You don't need prop.tables or count etc to do the 100% stacked bars. You just need +geom_bar(position="stack")

Comments

1

About percentages insted of ..count.. , try:

ggplot(mtcars, aes(factor(cyl), prop.table(..count..) * 100)) + geom_bar()

but since it's not a good idea to shove a function into the aes(), you can write custom function to create percentages out of ..count.. , round it to n decimals etc.

You labeled this post with plyr, but I don't see any plyr in action here, and I bet that one ddply() can do the job. Online plyr documentation should suffice.

Comments

1

If I am understanding you correctly, to fix the axis labeling problem make the following change:

# p<-ggplot(Interest, aes(Interest2, ..count..))
p<-ggplot(Interest, aes(Interest2, ..density..))
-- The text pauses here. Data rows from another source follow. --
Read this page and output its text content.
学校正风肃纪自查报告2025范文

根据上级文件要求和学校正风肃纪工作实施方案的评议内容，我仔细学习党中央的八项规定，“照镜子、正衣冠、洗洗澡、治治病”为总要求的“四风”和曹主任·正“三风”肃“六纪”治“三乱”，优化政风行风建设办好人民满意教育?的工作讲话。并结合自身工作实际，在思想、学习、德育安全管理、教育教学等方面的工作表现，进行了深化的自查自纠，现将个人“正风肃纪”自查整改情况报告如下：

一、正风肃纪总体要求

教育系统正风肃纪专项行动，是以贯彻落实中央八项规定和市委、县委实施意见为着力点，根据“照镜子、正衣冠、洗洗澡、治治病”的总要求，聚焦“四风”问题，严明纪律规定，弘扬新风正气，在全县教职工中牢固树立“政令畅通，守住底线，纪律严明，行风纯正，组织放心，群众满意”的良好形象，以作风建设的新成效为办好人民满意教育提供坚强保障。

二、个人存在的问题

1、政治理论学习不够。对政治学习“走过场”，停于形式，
As for the second one, I think you would be better off working with the reshape package. You can use it to aggregate data into groups very easily.

In reference to aL3xa's comment below...

library(ggplot2)
r<-rnorm(1000)
d<-as.data.frame(cbind(r,1:1000))
ggplot(d,aes(r,..density..))+geom_bar()

Returns...

alt text http://www.drewconway.com/zia/wp-content/uploads/2010/04/density.png

The bins are now densities...

3 Comments

Have you tried your syntax? You have omitted a geom_bar layer... however, if you pass ..density.. with geom_bar, you'll get several equally-sized bars. Please try to add geom_bar() and see what happens.
It works well with continuous vars but produces the full-length bars with factors and character vectors, presumably because the density calculation doesn't know what to do with a non-continuous x. Replace r with something like f <- sample(c("Agree", "No opinion", "Disagree"), size = 1000, replace = TRUE, prob = c(.2, .5, .3)). I've run into this a number of times before, because I like density histograms and I like ggplot, but I haven't figured out a way to get it to behave yet (though I haven't tried very hard, either).
...er, just remembered something. The reason it doesn't work is because density-based histograms use the area of the bars, and so need both numeric x and y axes.
1

Your first question: Would this help?

geom_bar(aes(y=..count../sum(..count..)))

Your second question; could you use reorder to sort the bars? Something like

aes(reorder(Interest, Value, mean), Value)

(just back from a seven hour drive - am tired - but I guess it should work)

1 Comment

sorry - I assumed you had a melted dataframe.